Segundo a psicanalista Vera Rita de Mello Ferreira, esse comportamento está ligado à dinâmica psíquica das pessoas. “Somos movidos por impulsos que buscam um alívio imediato. A gente sempre se encontra em uma situação de falta e nunca estará plenamente satisfeito, mas fica muito fácil cair na ilusão de que comprar determinados produtos fará a gente chegar a um estágio de satisfação total, de plenitude”, disse ao G1 a psicanalista e doutora em psicologia econômica pela PUC-SP, autora dos primeiros livros sobre o tema no Brasil.
Segundo ela, as pessoas que ficam com dívidas demais normalmente se deixam influenciar pelas circunstâncias externas. “No lugar de ela tomar decisões por conta própria, ela fica muito influenciada pelos outros, pelo que vê ao redor dela”, disse.
Além disso, explicou, há uma confluência de outros fatores, como uma maior aceitação social da dívida, que antes era vista como algo negativo, a comparação social e a influência familiar. “Temos um forte apelo ao consumismo e fartura de crédito”, disse.
Para a neuroeconomia, área de estudo que usa as técnicas de neurociência para entender como as pessoas tomam suas decisões quando o assunto é dinheiro, o problema é um duelo entre razão e emoção.
“Enquanto a razão diz para poupar, para controlar, a emoção não pondera. Na hora em que se está na frente do produto, os sentidos ativam a área da emoção. É uma coisa bem de fetiche de consumista. A emoção fica superativada, e o cérebro manda mais sangue para a área dela, o centro do cérebro, o sistema límbico a amígdala cortical, e a área da razão, córtex prefrontal, fica menos irrigada”, explicou ao G1 a economista Patrícia Fonseca, especialista em neuroeconomia.
O grande problema, para ela, é que as pessoas enxergam o endividamento pela ótica do insucesso. “Elas buscam uma culpa externa. A justificativa sempre é não de que as pessoas gastam demais, mas que elas ganham pouco. É importante mudar essa noção e mostrar que o que importa não é o quanto se ganha, mas o quanto se gasta, isso que faz as pessoas perderem o controle das finanças”, disse.

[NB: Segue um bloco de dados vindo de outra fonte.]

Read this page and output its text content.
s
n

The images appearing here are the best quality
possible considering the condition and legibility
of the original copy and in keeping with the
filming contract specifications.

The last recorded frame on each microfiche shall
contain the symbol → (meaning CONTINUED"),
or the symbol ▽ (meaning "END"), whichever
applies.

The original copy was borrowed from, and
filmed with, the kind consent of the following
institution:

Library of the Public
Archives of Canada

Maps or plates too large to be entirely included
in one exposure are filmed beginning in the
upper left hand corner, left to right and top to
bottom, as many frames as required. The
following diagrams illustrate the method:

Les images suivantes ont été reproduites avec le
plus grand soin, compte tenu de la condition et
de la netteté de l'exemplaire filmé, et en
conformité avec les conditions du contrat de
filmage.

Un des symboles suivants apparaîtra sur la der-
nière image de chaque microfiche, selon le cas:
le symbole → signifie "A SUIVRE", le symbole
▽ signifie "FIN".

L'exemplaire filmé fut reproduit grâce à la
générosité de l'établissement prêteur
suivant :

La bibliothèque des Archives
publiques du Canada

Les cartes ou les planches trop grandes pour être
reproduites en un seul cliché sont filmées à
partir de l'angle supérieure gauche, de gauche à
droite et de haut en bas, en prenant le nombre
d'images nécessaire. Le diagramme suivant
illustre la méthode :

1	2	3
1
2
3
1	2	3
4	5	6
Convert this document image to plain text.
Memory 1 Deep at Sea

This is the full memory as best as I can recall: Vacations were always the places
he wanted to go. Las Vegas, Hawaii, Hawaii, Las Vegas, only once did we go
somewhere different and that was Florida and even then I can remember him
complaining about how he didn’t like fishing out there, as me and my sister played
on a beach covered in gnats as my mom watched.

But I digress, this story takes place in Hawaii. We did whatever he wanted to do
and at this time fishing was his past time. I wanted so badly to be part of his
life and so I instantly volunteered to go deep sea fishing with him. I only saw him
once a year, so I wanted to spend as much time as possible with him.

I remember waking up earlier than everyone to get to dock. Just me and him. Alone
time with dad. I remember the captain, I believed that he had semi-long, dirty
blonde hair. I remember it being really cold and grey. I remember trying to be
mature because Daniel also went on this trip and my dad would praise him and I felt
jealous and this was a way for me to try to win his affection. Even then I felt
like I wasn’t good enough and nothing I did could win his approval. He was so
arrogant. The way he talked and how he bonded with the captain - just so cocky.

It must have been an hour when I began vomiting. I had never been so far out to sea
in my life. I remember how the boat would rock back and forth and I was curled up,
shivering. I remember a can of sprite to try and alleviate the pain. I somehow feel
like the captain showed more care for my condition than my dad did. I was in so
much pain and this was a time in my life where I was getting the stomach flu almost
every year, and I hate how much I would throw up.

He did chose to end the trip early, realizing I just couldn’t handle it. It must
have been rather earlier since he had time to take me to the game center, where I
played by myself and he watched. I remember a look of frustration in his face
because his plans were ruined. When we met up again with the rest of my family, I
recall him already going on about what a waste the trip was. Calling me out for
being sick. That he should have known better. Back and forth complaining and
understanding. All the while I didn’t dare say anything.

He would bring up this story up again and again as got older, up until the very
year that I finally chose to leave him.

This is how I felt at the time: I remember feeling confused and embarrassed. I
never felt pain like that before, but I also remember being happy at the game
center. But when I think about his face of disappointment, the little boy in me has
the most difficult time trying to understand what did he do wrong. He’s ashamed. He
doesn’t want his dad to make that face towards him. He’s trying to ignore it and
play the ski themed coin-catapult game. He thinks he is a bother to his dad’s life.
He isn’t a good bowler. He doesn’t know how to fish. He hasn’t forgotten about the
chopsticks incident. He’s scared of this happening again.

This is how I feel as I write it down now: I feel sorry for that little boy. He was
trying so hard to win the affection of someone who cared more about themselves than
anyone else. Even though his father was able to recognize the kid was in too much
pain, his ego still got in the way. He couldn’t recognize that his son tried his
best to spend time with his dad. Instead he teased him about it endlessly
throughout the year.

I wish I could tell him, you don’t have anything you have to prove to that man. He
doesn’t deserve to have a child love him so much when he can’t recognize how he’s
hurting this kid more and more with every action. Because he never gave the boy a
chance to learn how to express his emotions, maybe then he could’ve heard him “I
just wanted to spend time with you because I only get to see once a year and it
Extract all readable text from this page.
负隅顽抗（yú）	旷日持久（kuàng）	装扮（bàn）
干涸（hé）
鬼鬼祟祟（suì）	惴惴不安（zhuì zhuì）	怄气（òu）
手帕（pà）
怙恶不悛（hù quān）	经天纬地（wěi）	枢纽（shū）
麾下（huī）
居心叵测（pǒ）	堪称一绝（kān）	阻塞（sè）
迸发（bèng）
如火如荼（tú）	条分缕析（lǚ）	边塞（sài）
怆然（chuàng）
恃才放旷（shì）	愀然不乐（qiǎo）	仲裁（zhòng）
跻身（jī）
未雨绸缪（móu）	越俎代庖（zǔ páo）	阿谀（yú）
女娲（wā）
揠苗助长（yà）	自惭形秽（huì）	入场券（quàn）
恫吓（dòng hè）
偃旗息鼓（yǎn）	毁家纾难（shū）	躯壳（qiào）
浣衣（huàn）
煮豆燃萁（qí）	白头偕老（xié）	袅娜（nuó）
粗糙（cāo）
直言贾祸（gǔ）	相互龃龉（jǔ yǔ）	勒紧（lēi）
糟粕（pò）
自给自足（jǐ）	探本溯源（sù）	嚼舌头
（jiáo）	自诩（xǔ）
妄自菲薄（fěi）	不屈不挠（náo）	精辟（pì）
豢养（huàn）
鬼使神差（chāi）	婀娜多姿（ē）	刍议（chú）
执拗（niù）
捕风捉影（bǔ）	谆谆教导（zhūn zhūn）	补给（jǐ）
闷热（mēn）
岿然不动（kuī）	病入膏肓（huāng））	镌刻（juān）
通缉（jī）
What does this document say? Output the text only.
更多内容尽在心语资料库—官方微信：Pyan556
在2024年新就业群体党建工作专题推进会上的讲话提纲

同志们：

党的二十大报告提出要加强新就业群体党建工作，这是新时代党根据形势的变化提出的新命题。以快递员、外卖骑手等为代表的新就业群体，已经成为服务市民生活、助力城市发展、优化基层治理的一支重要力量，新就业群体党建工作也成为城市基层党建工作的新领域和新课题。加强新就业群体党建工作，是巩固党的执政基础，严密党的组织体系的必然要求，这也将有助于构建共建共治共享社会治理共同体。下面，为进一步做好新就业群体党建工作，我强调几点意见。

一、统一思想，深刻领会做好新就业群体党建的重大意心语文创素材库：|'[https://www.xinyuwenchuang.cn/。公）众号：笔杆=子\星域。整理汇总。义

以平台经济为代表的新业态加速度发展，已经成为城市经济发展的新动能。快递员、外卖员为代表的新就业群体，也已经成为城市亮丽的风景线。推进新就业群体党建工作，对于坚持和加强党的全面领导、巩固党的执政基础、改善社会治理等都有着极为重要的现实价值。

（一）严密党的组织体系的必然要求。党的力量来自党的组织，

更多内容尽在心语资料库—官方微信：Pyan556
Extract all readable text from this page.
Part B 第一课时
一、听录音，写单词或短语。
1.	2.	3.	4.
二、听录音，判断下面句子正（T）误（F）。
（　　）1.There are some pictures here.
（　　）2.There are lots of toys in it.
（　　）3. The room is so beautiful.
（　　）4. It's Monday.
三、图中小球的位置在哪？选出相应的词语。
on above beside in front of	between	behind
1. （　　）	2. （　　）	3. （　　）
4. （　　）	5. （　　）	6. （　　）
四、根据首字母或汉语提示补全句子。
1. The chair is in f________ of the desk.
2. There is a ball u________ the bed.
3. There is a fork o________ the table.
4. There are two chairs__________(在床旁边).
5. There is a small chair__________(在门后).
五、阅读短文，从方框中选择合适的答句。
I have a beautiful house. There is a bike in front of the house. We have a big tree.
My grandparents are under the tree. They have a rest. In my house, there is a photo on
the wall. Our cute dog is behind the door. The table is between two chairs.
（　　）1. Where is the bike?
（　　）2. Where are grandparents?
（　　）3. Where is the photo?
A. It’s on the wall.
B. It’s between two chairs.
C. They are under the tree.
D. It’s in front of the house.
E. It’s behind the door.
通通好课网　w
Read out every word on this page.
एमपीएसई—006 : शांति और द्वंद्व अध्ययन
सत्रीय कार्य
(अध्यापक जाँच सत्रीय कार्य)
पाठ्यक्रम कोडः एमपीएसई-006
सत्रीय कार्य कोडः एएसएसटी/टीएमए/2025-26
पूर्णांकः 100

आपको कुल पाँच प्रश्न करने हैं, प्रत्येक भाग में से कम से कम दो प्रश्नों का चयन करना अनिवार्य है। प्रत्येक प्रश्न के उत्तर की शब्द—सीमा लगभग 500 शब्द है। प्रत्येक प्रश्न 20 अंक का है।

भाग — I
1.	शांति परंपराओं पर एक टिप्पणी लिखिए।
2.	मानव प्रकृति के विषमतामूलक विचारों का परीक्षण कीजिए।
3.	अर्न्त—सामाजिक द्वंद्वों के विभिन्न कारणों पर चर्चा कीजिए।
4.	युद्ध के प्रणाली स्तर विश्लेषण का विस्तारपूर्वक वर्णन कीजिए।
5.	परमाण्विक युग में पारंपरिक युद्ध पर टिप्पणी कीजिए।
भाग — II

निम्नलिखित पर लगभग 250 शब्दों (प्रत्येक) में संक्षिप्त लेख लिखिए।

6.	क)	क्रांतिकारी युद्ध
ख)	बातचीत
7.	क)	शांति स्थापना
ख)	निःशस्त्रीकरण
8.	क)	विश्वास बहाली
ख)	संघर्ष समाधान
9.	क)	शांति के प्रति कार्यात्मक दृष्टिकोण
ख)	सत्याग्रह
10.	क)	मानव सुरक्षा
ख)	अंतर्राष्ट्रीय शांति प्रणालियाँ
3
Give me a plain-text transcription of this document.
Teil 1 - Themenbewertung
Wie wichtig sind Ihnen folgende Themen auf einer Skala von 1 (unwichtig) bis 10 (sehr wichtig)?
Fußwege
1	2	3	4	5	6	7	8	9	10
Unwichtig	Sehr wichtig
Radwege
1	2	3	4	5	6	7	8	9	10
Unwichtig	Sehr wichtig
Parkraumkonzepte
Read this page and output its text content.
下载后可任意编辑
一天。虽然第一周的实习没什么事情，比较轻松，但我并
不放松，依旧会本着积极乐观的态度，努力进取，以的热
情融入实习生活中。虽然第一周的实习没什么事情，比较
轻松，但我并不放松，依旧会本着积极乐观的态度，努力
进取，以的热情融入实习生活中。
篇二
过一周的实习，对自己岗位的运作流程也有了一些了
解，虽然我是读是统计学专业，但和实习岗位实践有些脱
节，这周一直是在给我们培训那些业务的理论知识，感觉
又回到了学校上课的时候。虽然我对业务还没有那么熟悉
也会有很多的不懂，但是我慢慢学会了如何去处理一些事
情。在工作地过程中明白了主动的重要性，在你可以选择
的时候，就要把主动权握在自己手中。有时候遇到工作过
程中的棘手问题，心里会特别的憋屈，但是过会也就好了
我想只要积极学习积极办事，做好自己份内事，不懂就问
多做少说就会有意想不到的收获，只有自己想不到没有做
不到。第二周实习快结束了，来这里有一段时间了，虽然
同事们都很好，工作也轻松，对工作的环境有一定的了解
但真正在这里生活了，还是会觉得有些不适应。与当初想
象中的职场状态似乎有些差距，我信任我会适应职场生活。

Além de terem uma forte influência de fatores psicológicos, as dívidas também trazem efeitos sobre o equilíbrio mental das pessoas que se pegam presas a elas.
“Nunca encontrei um indivíduo feliz por ter dívidas”, disse a economista especialista em neuroeconomia. “A dívida traz uma mensagem implícita, quase subliminar, de que a pessoa teve um insucesso. Insucesso em gerir suas finanças, em gerir sua vida, profissional, de não ter alcançado o que se achava que seria alcançado”, explicou Patrícia Fonseca.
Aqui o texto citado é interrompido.